The Atlantic coast into New England will be drenched with 2 to 4 inches (5 to 10 cm) of rain by late Wednesday, the day before Thanksgiving, as the storm moves northeast out of the South, said the National Weather Service.
The windswept rain will pound the Atlantic corridor from Richmond, Virginia, as far north as Portland, Maine, likely causing poor visibility, flight delays and urban flooding, said online forecasters Accuweather.com.
The Thanksgiving holiday is one of the nation's busiest travel times. Some 39 million travelers are expected on the roads between Wednesday and Sunday, centering on Thanksgiving Day, travel group AAA has said.
"The timing of the storm could not come at a worst time," said Alex Sosnowski, Accuweather.com senior meteorologist.
Snow on the flanks of the rainstorm is likely to cause travel delays in Boston, Columbus, Ohio, Pittsburgh and Buffalo, New York, while the storm's wind-driven rain will slow travel from Atlanta to New York, Accuweather.com said.
Late on Tuesday, flight delays were reported in Charlotte, North Carolina, Philadelphia, Memphis and Baltimore, Maryland.
Where the start of the holiday travel period was smooth, travelers were bracing for trouble.
At New York's LaGuardia Airport, Terry Colley, 59, an operations manager for a company in Memphis, said he and his wife came to the airport four hours early in case of delays, although their fears were as yet unfounded.
"So far, so good," he said.
At Hartsfield-Jackson Atlanta International Airport, the world's busiest, Michelle Duncan, a 26-year-old graduate student from Chicago, arrived to spend Thanksgiving with a friend. She expressed surprise that her trip had been relatively hassle-free.
"I'm sure tomorrow it's going to be chaos," she said.

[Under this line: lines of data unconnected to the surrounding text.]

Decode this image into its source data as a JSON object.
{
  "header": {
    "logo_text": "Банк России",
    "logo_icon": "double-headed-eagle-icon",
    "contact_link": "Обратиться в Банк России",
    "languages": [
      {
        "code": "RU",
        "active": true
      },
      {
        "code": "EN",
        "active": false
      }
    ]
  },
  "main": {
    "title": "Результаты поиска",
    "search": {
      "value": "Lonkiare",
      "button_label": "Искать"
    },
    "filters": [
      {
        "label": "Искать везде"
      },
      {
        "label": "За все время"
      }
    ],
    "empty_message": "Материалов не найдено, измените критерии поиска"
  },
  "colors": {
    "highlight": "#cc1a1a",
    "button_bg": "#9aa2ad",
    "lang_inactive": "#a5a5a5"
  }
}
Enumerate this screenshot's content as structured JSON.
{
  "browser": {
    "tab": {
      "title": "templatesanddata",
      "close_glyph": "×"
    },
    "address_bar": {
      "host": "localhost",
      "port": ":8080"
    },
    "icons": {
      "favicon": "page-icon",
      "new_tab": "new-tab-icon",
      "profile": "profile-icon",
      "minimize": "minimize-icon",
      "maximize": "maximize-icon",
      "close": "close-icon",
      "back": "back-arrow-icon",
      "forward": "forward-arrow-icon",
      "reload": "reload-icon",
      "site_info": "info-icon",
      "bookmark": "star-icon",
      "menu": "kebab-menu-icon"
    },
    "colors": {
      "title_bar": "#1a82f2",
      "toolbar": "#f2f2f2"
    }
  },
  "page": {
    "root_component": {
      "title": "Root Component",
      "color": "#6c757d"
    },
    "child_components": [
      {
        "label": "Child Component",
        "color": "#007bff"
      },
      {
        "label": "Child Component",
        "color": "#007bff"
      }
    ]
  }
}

Forecasters added that freezing rain was expected to coat the Appalachian Mountains in Virginia and West Virginia.
More than a foot (30.5 cm) of snow could fall in western Pennsylvania, western New York and Vermont before skies clear on Thursday, they said.
But those clear skies will bring winds of 15 to 25 miles per hour (24 to 40 km), gusting higher, and temperatures below freezing in the northeastern United States, said Bruce Terry, lead forecaster with the National Weather Service.
"We've got everything with this - real heavy rains, (at) the lower elevations a band of freezing rain, heavy snows and then behind it, wind," he said.
The giant character balloons in the Macy's Thanksgiving Day Parade in New York may be grounded if the winds are too strong. City regulations bar the huge balloons from flying when sustained winds top 23 miles per hour (37 km per hour), and gusts exceed 34 mph (55 kph).
New York Governor Andrew Cuomo issued a winter weather warning and urged motorists to use extreme caution.